Medal of Honor Recipient Sgt. Rodney M. Davis (USMC)

John Hollis

My new book, “Sgt. Rodney M. Davis: The Making of a Hero,” is a factual account of the life, death and enduring legacy of Macon, Georgia’s lone Medal of Honor recipient following that fateful afternoon in Vietnam’s Que Son Valley in which his company of 200 Marines desperately tried to withstand an onslaught by an NVA force estimated to have 2,500 men during one of the nastiest fights of the entire Vietnam War.

A member of the 1st Battalion, 5th Marine Regiment, Davis served as a right guide in 2nd Platoon, Bravo Company. His platoon listed 48 men at the start of Operation Swift, including two machine gunners, a two-man sniper team and a forward artillery observer. Just 11 remained by the time major combat operations concluded on Sept. 6, the rest either having been killed or wounded seriously enough to warrant a medevac out. Of those 11, eight later received Purple Hearts for gunshot and/or shrapnel wounds suffered during combat.

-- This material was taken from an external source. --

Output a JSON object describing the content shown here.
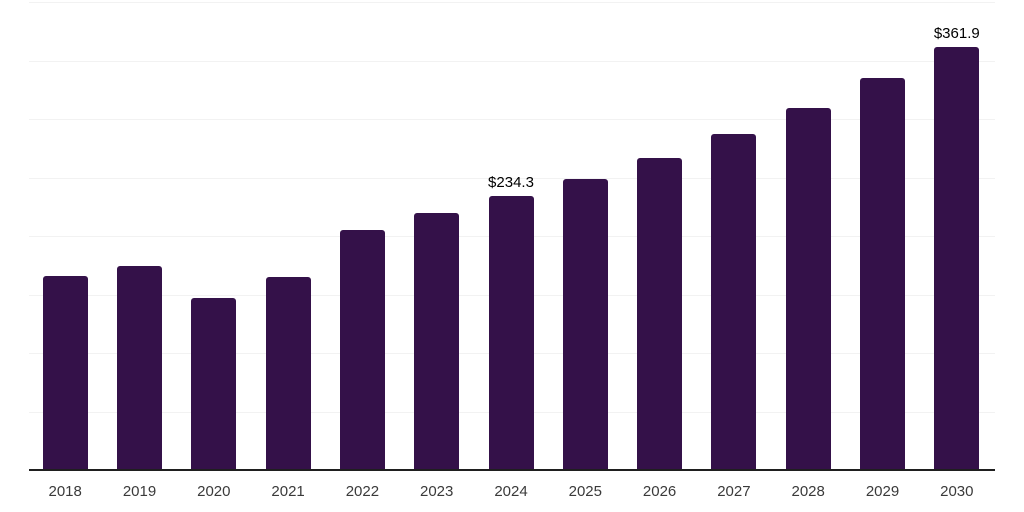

The time of his death in 1967 was one of the most volatile in U.S. domestic history, with Davis and other African-Americans ironically still being denied at home the very liberties they were fighting to defend thousands of miles away in Southeast Asia. More than 150 U.S. cities experienced costly and equally-as-destructive race riots that summer, and Jim Crow remained the law of the land in Davis’ hometown of Macon, Georgia as America slipped closer to anarchy than at any time since the Civil War.

That Davis still chose to jump onto an enemy grenade at the critical moment and sacrifice his own life for the lives of five fellow Marines who just happened to be white speaks volumes about Davis, his principles and his unflinching courage even in the face of certain death. It takes a special man to fight for a country that has denied him full rights as a citizen, a more extraordinary one still to willingly lay down his own life for that country.

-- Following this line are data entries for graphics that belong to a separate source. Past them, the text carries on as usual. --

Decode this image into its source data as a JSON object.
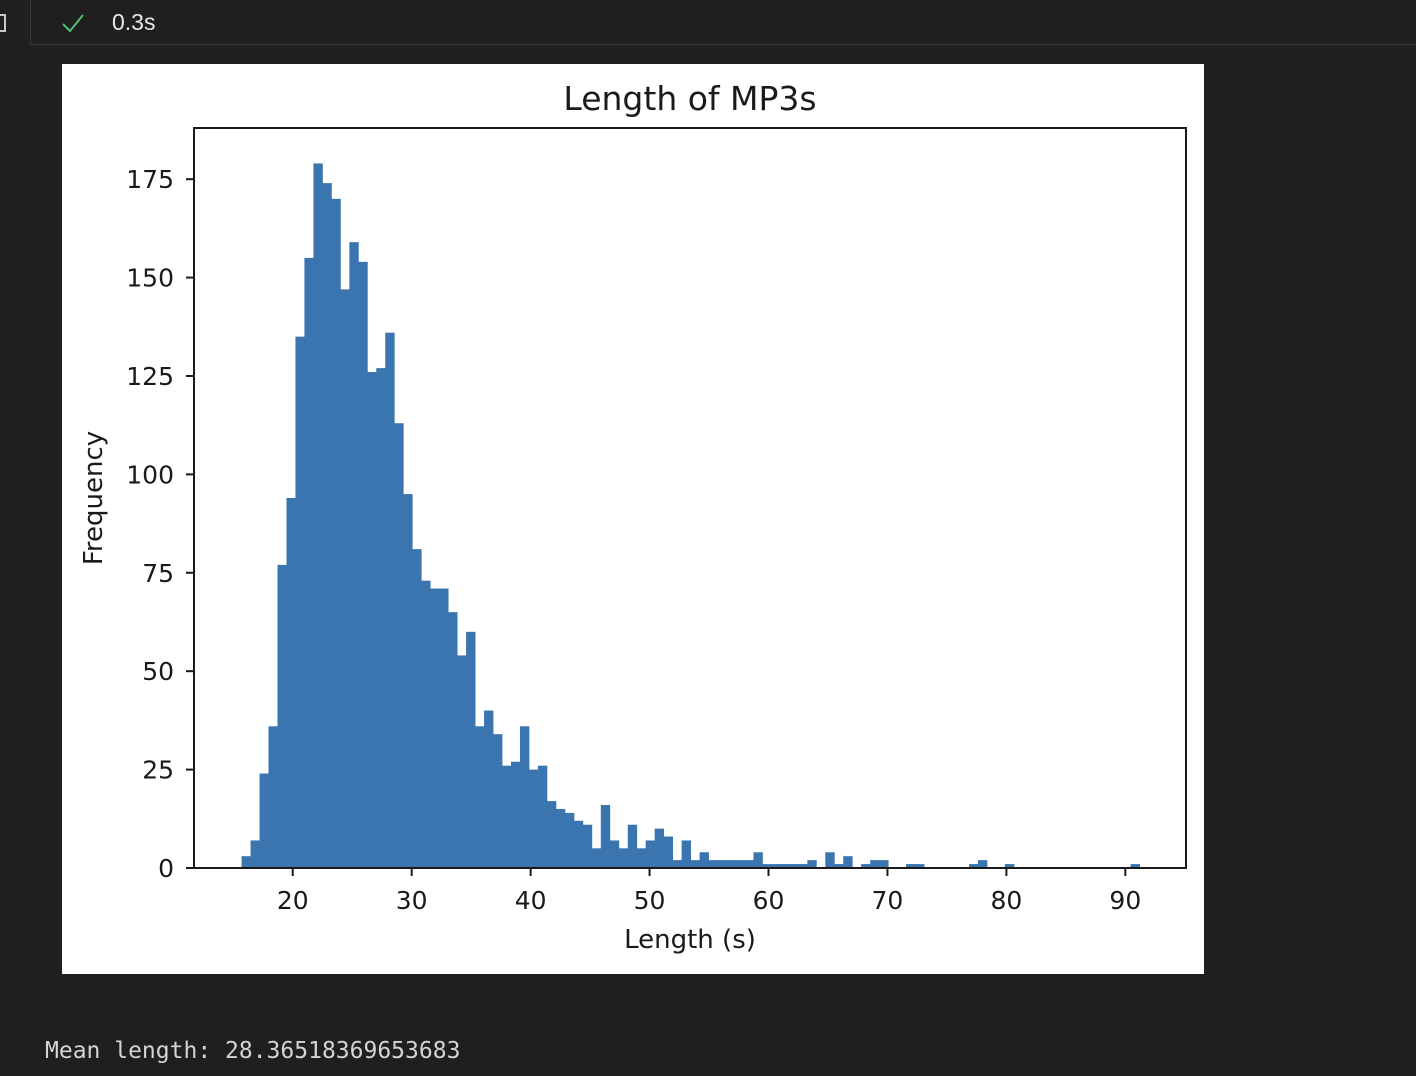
{
  "cell": {
    "status": "success",
    "execution_time": "0.3s"
  },
  "colors": {
    "success": "#4ec072",
    "bar": "#3b75af"
  },
  "chart_data": {
    "type": "bar",
    "title": "Length of MP3s",
    "xlabel": "Length (s)",
    "ylabel": "Frequency",
    "xlim": [
      11.7,
      95.1
    ],
    "ylim": [
      0,
      188
    ],
    "xticks": [
      20,
      30,
      40,
      50,
      60,
      70,
      80,
      90
    ],
    "yticks": [
      0,
      25,
      50,
      75,
      100,
      125,
      150,
      175
    ],
    "bin_start": 15.7,
    "bin_width": 0.755,
    "values": [
      3,
      7,
      24,
      36,
      77,
      94,
      135,
      155,
      179,
      174,
      170,
      147,
      159,
      154,
      126,
      127,
      136,
      113,
      95,
      81,
      73,
      71,
      71,
      65,
      54,
      60,
      36,
      40,
      34,
      26,
      27,
      36,
      25,
      26,
      17,
      15,
      14,
      12,
      11,
      5,
      16,
      7,
      5,
      11,
      5,
      7,
      10,
      8,
      2,
      7,
      2,
      4,
      2,
      2,
      2,
      2,
      2,
      4,
      1,
      1,
      1,
      1,
      1,
      2,
      0,
      4,
      1,
      3,
      0,
      1,
      2,
      2,
      0,
      0,
      1,
      1,
      0,
      0,
      0,
      0,
      0,
      1,
      2,
      0,
      0,
      1,
      0,
      0,
      0,
      0,
      0,
      0,
      0,
      0,
      0,
      0,
      0,
      0,
      0,
      1
    ],
    "grid": false,
    "legend": "none"
  },
  "output": {
    "stdout": "Mean length: 28.36518369653683"
  }
}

Davis, however, didn’t care about color. The Marines sharing that trench with him were ALL his brothers, and he was no stranger to looking out after his own after coming of age in the Jim Crow South. Color had always been a contentious issue there, but it had no place along Vietnam’s frontlines, where each man depended on one another for survival no matter their race. Davis would do anything for the four siblings with whom he grew up, and would do no less for his new Marine brothers in Vietnam. He died as nobly as he lived.

Davis is one of only 88 African-Americans ever awarded the Medal of Honor and is honored at both the National Museum of the Marine Corps in Triangle, VA and the National Museum of African American History and Culture in Washington, D.C.